Rackauckas is now one of only two DA’s in California who release such video. Most prosecutors take advantage of a state law that says there is no obligation to publicly disclose evidence, including video.

But Rackauckas, like other law enforcement officials, is under increasing public pressure to release video of police using deadly force as more and more civilian videos of shootings surface. The video can come from a variety of sources, including from cameras worn by officers, mounted on patrol car dashboards and fixed on nearby buildings as part of their security.

“We consider it really important to recognize the importance of the public being able to get this information as much as possible,” Rackauckas said.

Rackauckas is also currently facing a tough re-election bid against challenger Todd Spitzer, who is currently an Orange County Supervisor. 

In the video released Wednesday, officers from the city of Orange and nearby agencies confronted Michael Perez, 33, who refused to raise his hands and get out of his van during a traffic stop, prosecutors say.

As the standoff dragged on for more than an hour, Perez waved a meth pipe and repeatedly said he does not want to go back to prison.

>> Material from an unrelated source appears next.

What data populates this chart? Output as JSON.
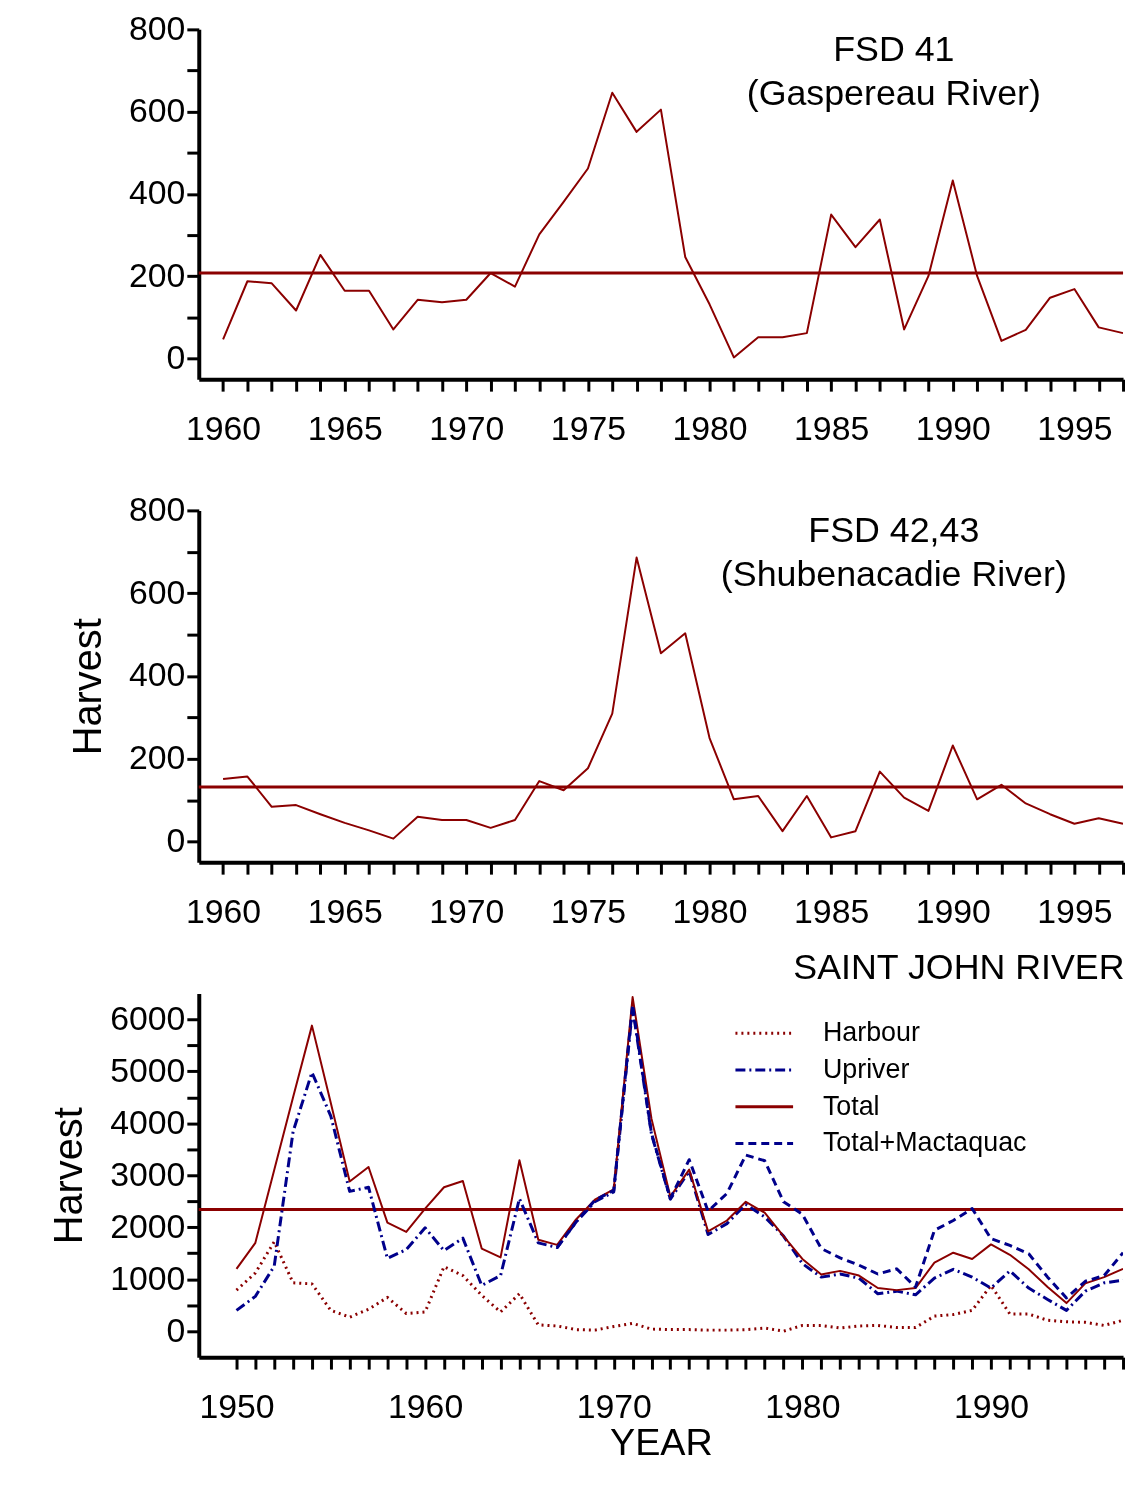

He showed police a gas can and threatens to light himself on fire.

Officers decided to ask firefighters shoot high pressure water into the van, which prompted him to move to the back of the van. Officers then start banging the van with hard objects. The sound on the video could be mistaken for gunshots.

Perez moved back to the front of the van as water poured in and emerged through the driver’s side window drenched and looking panicked. At least half a dozen officer swarm him when he allegedly reached for a knife on his belt.

Officer Carlos Gutierrez then opened fire, killing him with one hit.

The shooting prompted cries of anger from bystanders who had stopped to watch.

"What are you shooting him for,” one man angrily asked.

“He’s not doing anything,” shoute a woman.

For Rackauckas and his prosecutors, Gutierrez was justified in killing Perez because in their eyes he was reaching for his knife and an officer was right next to him.

“We specifically had an officer laying hands on Mr. Perez while Mr. Perez was reaching for a knife,” said Assistant District Attorney Ebrahim Baytieh.

Others might differ after seeing the video – but Rackauckas says he hopes releasing it will add transparency.

He won’t release every video, Rackauckas said. Not all are relevant to determining whether an officer’s use of force was constitutional. And in some cases they are under a federal judge’s protective order.

“I think it’s a good policy in that it recognizes public interest while protecting the investigative and judicial processes,” said Phillip Kopp, an assistant professor of Criminal Justice at Cal State Fullerton who studies how law enforcement uses body cams.

Under the new policy, Rauckauckas will also release the results of his investigation to provide context to what the video depicts. His prosecutors must inform all parties in a shooting of the impending release of the video.

“They are not blindsided,” Kopp said.